My Lady's Choosing: An Interactive Romance Novel(50)
…handsome young vicar? Reverend Loveday smiles warmly at you.
“I am terribly sorry, I hope I didn’t startle you,” he says, his blue eyes full of gentle concern.
“Oh, Reverend,” you cry in relief. “I fear I have lost my way here, for I do not know how to get back. Could you possibly point me in the proper direction?” You feel like a complete ninny, but the vicar smiles and allays your fears.
“Oh, I can do much better than that, I think!” He offers his arm. “Allow me to show you the way.”
As you walk, you are overcome by the sensation of his warm body against the unearthly chill of the day. It is comforting, and yet somehow arousing. If the vicar notices, he gives no indication. You talk carefully of neutral topics such as the weather and funeral rites…until your curiosity gets the better of you.
“The late Lady Craven,” you say finally, “did you know her?”
“Indeed I did,” he says with enthusiasm. “She was a sweet woman, adored by all.”
This is not what you wanted to hear. “She didn’t seem…troubled to you?”
The vicar’s guileless blue eyes darken. “Before her death, she did come to me,” he says quietly. “She told me she was frightened, but of what or whom she did not say. I often wonder if I didn’t do enough to help her.”
“I’m sure you did everything you could,” you say reassuringly. The vicar looks at you and pauses for a moment.
“I must confess, I was traveling toward Hopesend with a purpose. You see, shortly after Lady Craven’s death I received a diary written in her hand, with a note from her asking me to keep hold of it and pass it on to someone who could help her beloved son.” He presses a small leather-bound volume into your hands. “It felt wrong to give it to Craven, but I cannot let it languish any longer. You may have noticed my regular visits to Hopesend have been more frequent than usual?

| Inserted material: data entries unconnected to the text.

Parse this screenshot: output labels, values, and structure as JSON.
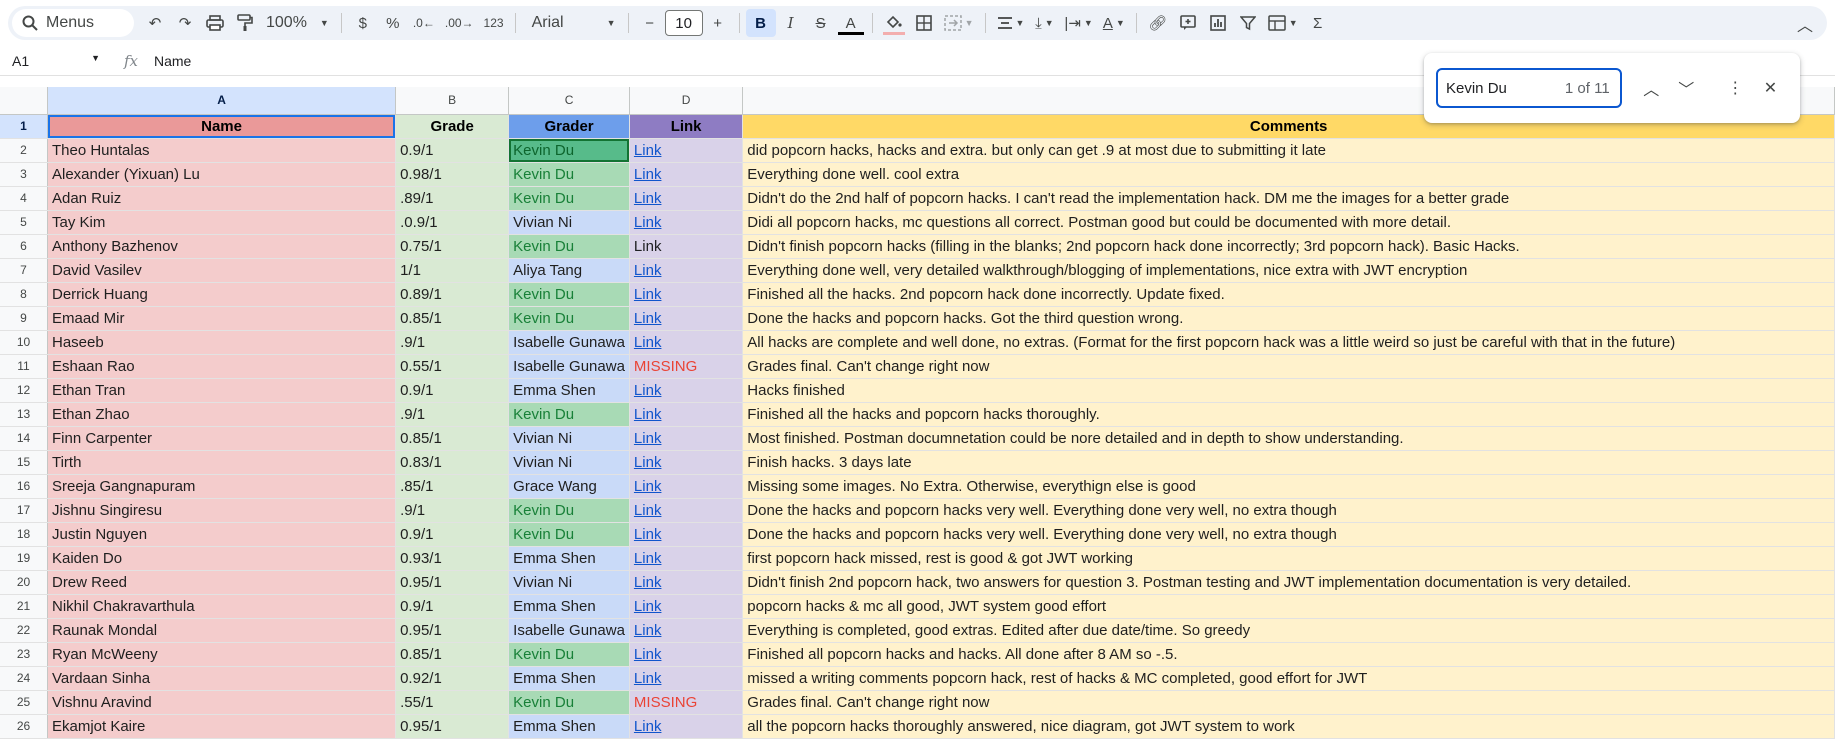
{
  "toolbar": {
    "menus_label": "Menus",
    "zoom": "100%",
    "currency": "$",
    "percent": "%",
    "dec_decrease": ".0",
    "dec_increase": ".00",
    "number_format": "123",
    "font_family": "Arial",
    "font_size": "10",
    "minus": "−",
    "plus": "+",
    "bold": "B",
    "italic": "I",
    "strike": "S",
    "text_color": "A",
    "sigma": "Σ"
  },
  "formula_bar": {
    "cell_ref": "A1",
    "fx": "fx",
    "content": "Name"
  },
  "find": {
    "query": "Kevin Du",
    "count": "1 of 11"
  },
  "columns": [
    "A",
    "B",
    "C",
    "D",
    ""
  ],
  "header": {
    "name": "Name",
    "grade": "Grade",
    "grader": "Grader",
    "link": "Link",
    "comments": "Comments"
  },
  "rows": [
    {
      "num": "2",
      "name": "Theo Huntalas",
      "grade": "0.9/1",
      "grader": "Kevin Du",
      "link": "Link",
      "comment": "did popcorn hacks, hacks and extra. but only can get .9 at most due to submitting it late"
    },
    {
      "num": "3",
      "name": "Alexander (Yixuan) Lu",
      "grade": "0.98/1",
      "grader": "Kevin Du",
      "link": "Link",
      "comment": "Everything done well. cool extra"
    },
    {
      "num": "4",
      "name": "Adan Ruiz",
      "grade": ".89/1",
      "grader": "Kevin Du",
      "link": "Link",
      "comment": "Didn't do the 2nd half of popcorn hacks. I can't read the implementation hack. DM me the images for a better grade"
    },
    {
      "num": "5",
      "name": "Tay Kim",
      "grade": ".0.9/1",
      "grader": "Vivian Ni",
      "link": "Link",
      "comment": "Didi all popcorn hacks, mc questions all correct. Postman good but could be documented with more detail."
    },
    {
      "num": "6",
      "name": "Anthony Bazhenov",
      "grade": "0.75/1",
      "grader": "Kevin Du",
      "link": "Link",
      "comment": "Didn't finish popcorn hacks (filling in the blanks; 2nd popcorn hack done incorrectly; 3rd popcorn hack). Basic Hacks."
    },
    {
      "num": "7",
      "name": "David Vasilev",
      "grade": "1/1",
      "grader": "Aliya Tang",
      "link": "Link",
      "comment": "Everything done well, very detailed walkthrough/blogging of implementations, nice extra with JWT encryption"
    },
    {
      "num": "8",
      "name": "Derrick Huang",
      "grade": "0.89/1",
      "grader": "Kevin Du",
      "link": "Link",
      "comment": "Finished all the hacks. 2nd popcorn hack done incorrectly. Update fixed."
    },
    {
      "num": "9",
      "name": "Emaad Mir",
      "grade": "0.85/1",
      "grader": "Kevin Du",
      "link": "Link",
      "comment": "Done the hacks and popcorn hacks. Got the third question wrong."
    },
    {
      "num": "10",
      "name": "Haseeb",
      "grade": ".9/1",
      "grader": "Isabelle Gunawa",
      "link": "Link",
      "comment": "All hacks are complete and well done, no extras. (Format for the first popcorn hack was a little weird so just be careful with that in the future)"
    },
    {
      "num": "11",
      "name": "Eshaan Rao",
      "grade": "0.55/1",
      "grader": "Isabelle Gunawa",
      "link": "MISSING",
      "comment": "Grades final. Can't change right now"
    },
    {
      "num": "12",
      "name": "Ethan Tran",
      "grade": "0.9/1",
      "grader": "Emma Shen",
      "link": "Link",
      "comment": "Hacks finished"
    },
    {
      "num": "13",
      "name": "Ethan Zhao",
      "grade": ".9/1",
      "grader": "Kevin Du",
      "link": "Link",
      "comment": "Finished all the hacks and popcorn hacks thoroughly."
    },
    {
      "num": "14",
      "name": "Finn Carpenter",
      "grade": "0.85/1",
      "grader": "Vivian Ni",
      "link": "Link",
      "comment": "Most finished. Postman documnetation could be nore detailed and in depth to show understanding."
    },
    {
      "num": "15",
      "name": "Tirth",
      "grade": "0.83/1",
      "grader": "Vivian Ni",
      "link": "Link",
      "comment": "Finish hacks. 3 days late"
    },
    {
      "num": "16",
      "name": "Sreeja Gangnapuram",
      "grade": ".85/1",
      "grader": "Grace Wang",
      "link": "Link",
      "comment": "Missing some images. No Extra. Otherwise, everythign else is good"
    },
    {
      "num": "17",
      "name": "Jishnu Singiresu",
      "grade": ".9/1",
      "grader": "Kevin Du",
      "link": "Link",
      "comment": "Done the hacks and popcorn hacks very well.  Everything done very well, no extra though"
    },
    {
      "num": "18",
      "name": "Justin Nguyen",
      "grade": "0.9/1",
      "grader": "Kevin Du",
      "link": "Link",
      "comment": "Done the hacks and popcorn hacks very well.  Everything done very well, no extra though"
    },
    {
      "num": "19",
      "name": "Kaiden Do",
      "grade": "0.93/1",
      "grader": "Emma Shen",
      "link": "Link",
      "comment": "first popcorn hack missed, rest is good & got JWT working"
    },
    {
      "num": "20",
      "name": "Drew Reed",
      "grade": "0.95/1",
      "grader": "Vivian Ni",
      "link": "Link",
      "comment": "Didn't finish 2nd popcorn hack, two answers for question 3. Postman testing and JWT implementation documentation is very detailed."
    },
    {
      "num": "21",
      "name": "Nikhil Chakravarthula",
      "grade": "0.9/1",
      "grader": "Emma Shen",
      "link": "Link",
      "comment": "popcorn hacks & mc all good, JWT system good effort"
    },
    {
      "num": "22",
      "name": "Raunak Mondal",
      "grade": "0.95/1",
      "grader": "Isabelle Gunawa",
      "link": "Link",
      "comment": "Everything is completed, good extras. Edited after due date/time. So greedy"
    },
    {
      "num": "23",
      "name": "Ryan McWeeny",
      "grade": "0.85/1",
      "grader": "Kevin Du",
      "link": "Link",
      "comment": "Finished all popcorn hacks and hacks. All done after 8 AM so -.5."
    },
    {
      "num": "24",
      "name": "Vardaan Sinha",
      "grade": "0.92/1",
      "grader": "Emma Shen",
      "link": "Link",
      "comment": "missed a writing comments popcorn hack, rest of hacks & MC completed, good effort for JWT"
    },
    {
      "num": "25",
      "name": "Vishnu Aravind",
      "grade": ".55/1",
      "grader": "Kevin Du",
      "link": "MISSING",
      "comment": "Grades final. Can't change right now"
    },
    {
      "num": "26",
      "name": "Ekamjot Kaire",
      "grade": "0.95/1",
      "grader": "Emma Shen",
      "link": "Link",
      "comment": "all the popcorn hacks thoroughly answered, nice diagram, got JWT system to work"
    }
  ],
  "colors": {
    "name_fill": "#f4cccc",
    "grade_fill": "#d9ead3",
    "grader_fill": "#c9daf8",
    "link_fill": "#d9d2e9",
    "comment_fill": "#fff2cc",
    "match_highlight": "#a8dab5",
    "link_text": "#1155cc",
    "missing_text": "#ea4335"
  }
}
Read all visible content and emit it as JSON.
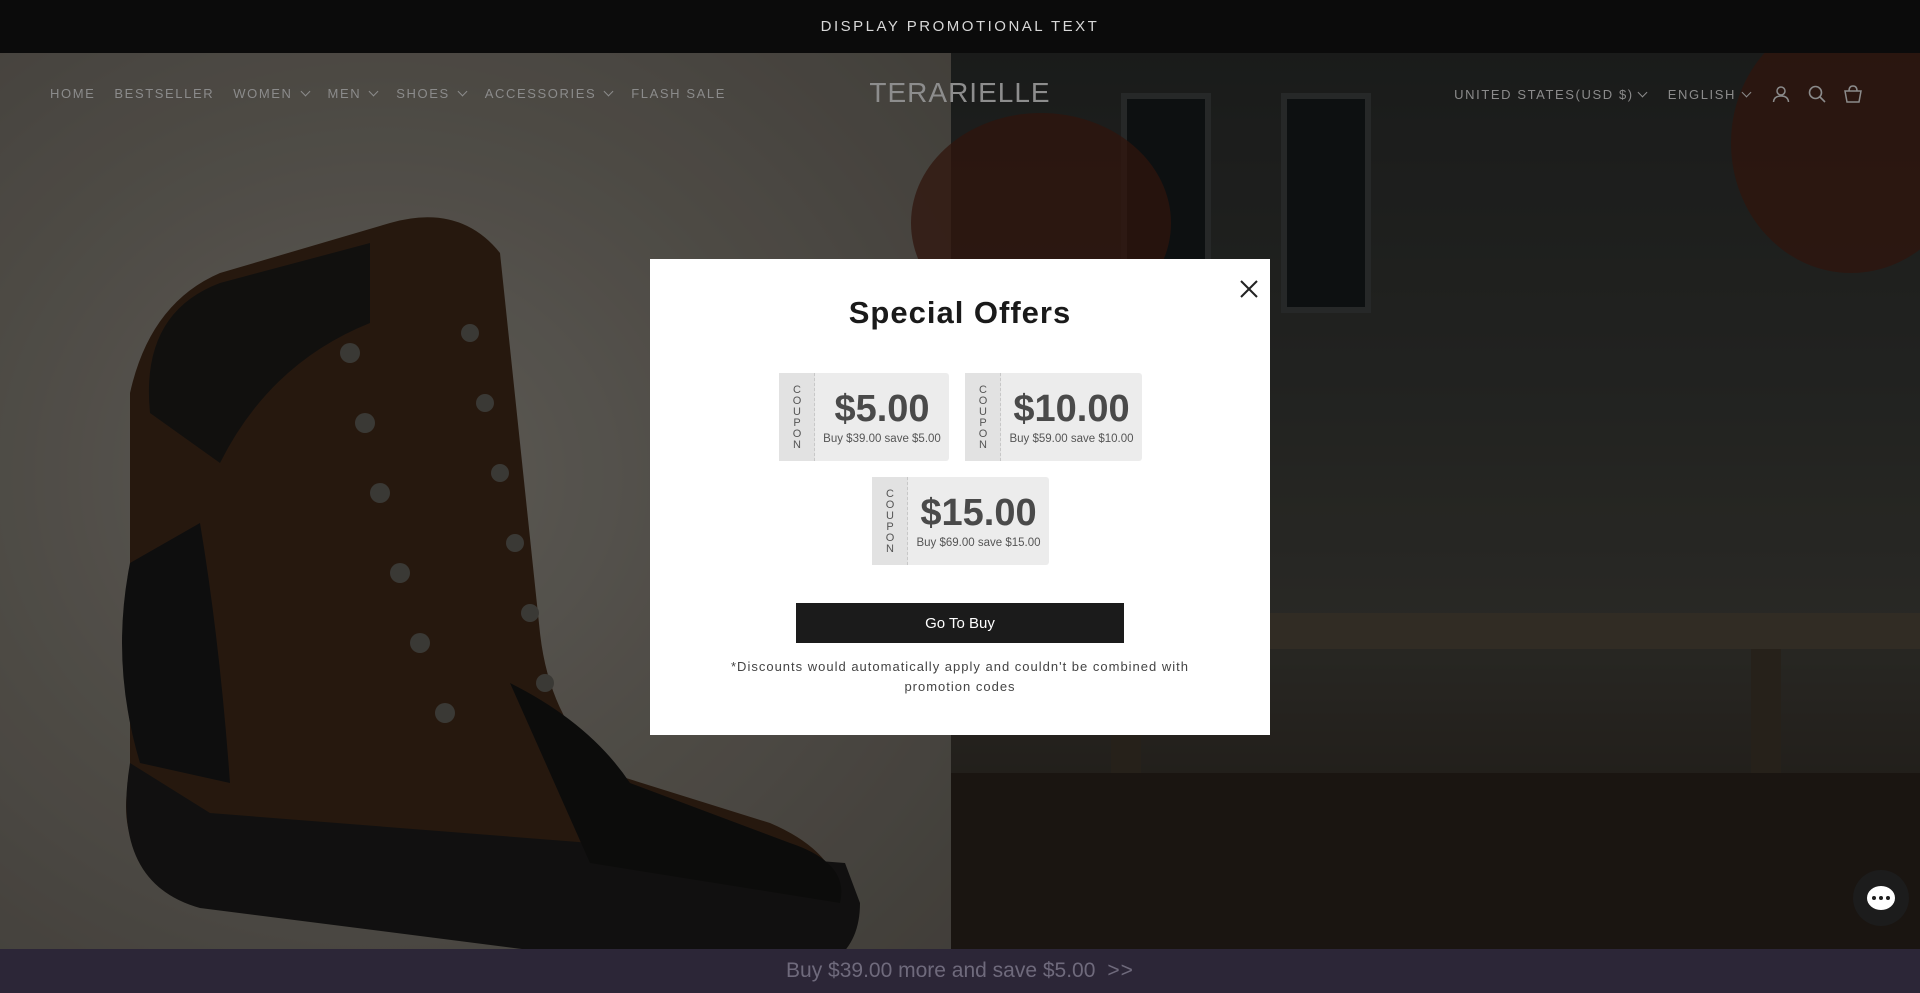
{
  "announcement": {
    "text": "DISPLAY PROMOTIONAL TEXT"
  },
  "header": {
    "logo": "TERARIELLE",
    "nav": [
      {
        "label": "HOME"
      },
      {
        "label": "BESTSELLER"
      },
      {
        "label": "WOMEN"
      },
      {
        "label": "MEN"
      },
      {
        "label": "SHOES"
      },
      {
        "label": "ACCESSORIES"
      },
      {
        "label": "FLASH SALE"
      }
    ],
    "country": "UNITED STATES(USD $)",
    "language": "ENGLISH",
    "icons": [
      "account-icon",
      "search-icon",
      "cart-icon"
    ]
  },
  "modal": {
    "title": "Special Offers",
    "coupon_word": "COUPON",
    "coupons": [
      {
        "amount": "$5.00",
        "desc": "Buy $39.00 save $5.00"
      },
      {
        "amount": "$10.00",
        "desc": "Buy $59.00 save $10.00"
      },
      {
        "amount": "$15.00",
        "desc": "Buy $69.00 save $15.00"
      }
    ],
    "button": "Go To Buy",
    "disclaimer": "*Discounts would automatically apply and couldn't be combined with promotion codes"
  },
  "promo_bar": {
    "text": "Buy $39.00 more and save $5.00",
    "arrow": ">>"
  },
  "colors": {
    "accent": "#1b1b1b",
    "promo_bg": "#2c2637",
    "overlay": "rgba(0,0,0,0.55)"
  }
}
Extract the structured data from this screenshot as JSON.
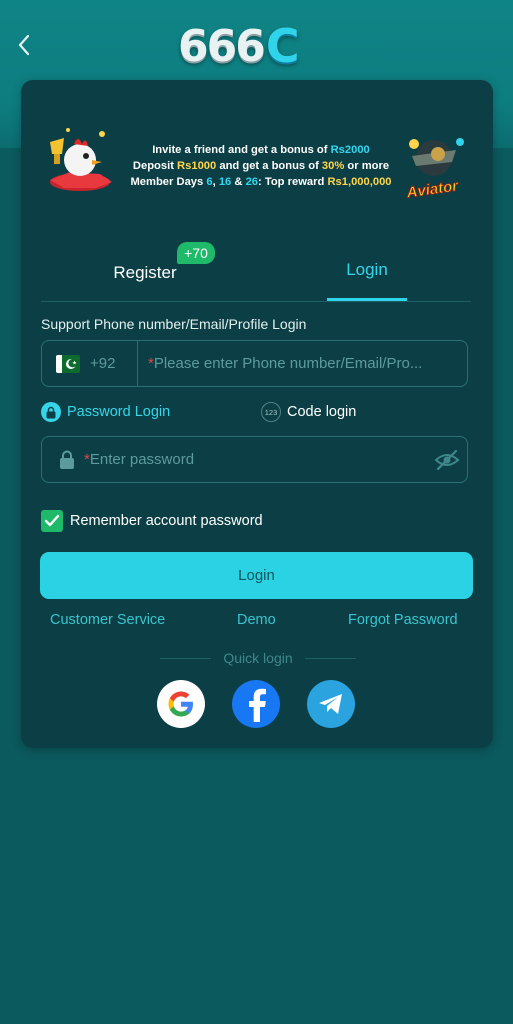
{
  "header": {
    "back_icon": "chevron-left-icon",
    "logo_digits": "666",
    "logo_letter": "C"
  },
  "banner": {
    "line1_prefix": "Invite a friend and get a bonus of ",
    "line1_amount": "Rs2000",
    "line2_prefix": "Deposit ",
    "line2_amount": "Rs1000",
    "line2_mid": " and get a bonus of ",
    "line2_percent": "30%",
    "line2_suffix": " or more",
    "line3_prefix": "Member Days ",
    "line3_day1": "6",
    "line3_sep1": ", ",
    "line3_day2": "16",
    "line3_sep2": " & ",
    "line3_day3": "26",
    "line3_mid": ": Top reward ",
    "line3_amount": "Rs1,000,000",
    "game_label": "Aviator"
  },
  "tabs": {
    "register_label": "Register",
    "register_badge": "+70",
    "login_label": "Login",
    "active": "login"
  },
  "form": {
    "account_label": "Support Phone number/Email/Profile Login",
    "country_code": "+92",
    "account_placeholder": "Please enter Phone number/Email/Pro...",
    "required_mark": "*",
    "method_password_label": "Password Login",
    "method_code_label": "Code login",
    "method_code_icon_text": "123",
    "password_placeholder": "Enter password",
    "remember_label": "Remember account password",
    "remember_checked": true,
    "login_button": "Login"
  },
  "links": {
    "customer_service": "Customer Service",
    "demo": "Demo",
    "forgot_password": "Forgot Password"
  },
  "quick_login": {
    "label": "Quick login",
    "providers": [
      "google-icon",
      "facebook-icon",
      "telegram-icon"
    ]
  },
  "colors": {
    "accent": "#2bd2e3",
    "background": "#0b5a5e",
    "card": "#0c3f45",
    "highlight": "#ffd54a",
    "badge": "#1fb96a"
  }
}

I should have—that is, I meant to give this to you earlier…But, the coward that I am, I lost my nerve. Forgive me.”
You know not what to say.
“Reverend Loveday, I…” Looking up, you see the familiar foreboding shape of Hopesend looming ahead. The vicar doffs his hat politely and disappears into the mist as you clutch the book to your bosom.
Well, you can’t not read it…Turn to this page.
You take Fabien’s angularly handsome face into your hands. “You are no one’s second choice, Fabien, and I refuse to make you mine. Goodbye to you, and to my friends. I will see you, perhaps, in another life.”
“Well spoken, my lady.” Fabien drops his head, and a small tear lands softly on your still-outstretched hand. For a moment, you fancy it to be a jewel of the Nile. You blink and the jewel is gone, evaporated in the desert heat.
You walk over to the camels waiting patiently in the shadow of the newly risen temple. With ease and grace, you hop astride one.
“One last thing, Fabien,” you say with a grit and authority you did not quite have when you arrived in Egypt.
“Yes, my lady?” Hope flashes in his eyes.
“Will you point me in the direction of Cairo?”
Once you make the long and arduous return to the city, you must decide what you truly wish to do.
Do you want to give the ton another chance? If so, turn to this page.
Or are you kind of over normal society? Do you think managing a single rich child in a far-off mansion sounds like a nice departure from all this nonsense? If so, turn to this page.
You arrive in America and soon become governess to a sweet girl who often calls you Mama by accident. This causes her to blush furiously and her handsome, young, new-money, widowed fabric-merchant father, a Mr. Haven, to laugh heartily. He lost his wife to influenza but gained you by a sheer stroke of luck, and when he gives you the gift of a fine dress, you surprise him by stripping bare in front of him to try it on.
He is a tender but ferocious lover, and the two of you have many lovely, hearty, smiling children together.
His first child is, of course, the flower girl at your wedding. Sometimes at night, when Mr. Haven has laced your ample bosom with a brocade of his ecstasy, you think of Lord Craven. You silently thank him for the gift of love, the promise of freedom, and the stroke of fate that allows you now to stroke your American lover’s face as it travels south to pleasure your sex in an enthusiastic, endless demonstration of your new love’s work ethic and aim to please.
The End
“Oh, Ollie!” you cry. He cups your face and then kisses you with long-unfulfilled passion, as if all those years apart, all those years of pain, had never happened. He pulls you closer and gently nips your shell-like ear.
“I cannot believe you became a spy!” you say with a sigh. “That is so…romantic. And thrilling.”
Ollie releases your ear. “No, no, NO,” he says, “this really isn’t as attractive as it sounds. It’s dark work I’ve had to do. Dark work, for the sake of my country.”
“But…” you say, starry-eyed. Ollie groans and massages his temples.
“Listen, I’ve only revealed myself because you have taken a job with someone very dangerous. I’ve been trailing him for quite some time. When you turned up in London, I couldn’t believe it. But I couldn’t let you just stumble into this lion’s den without warning you.”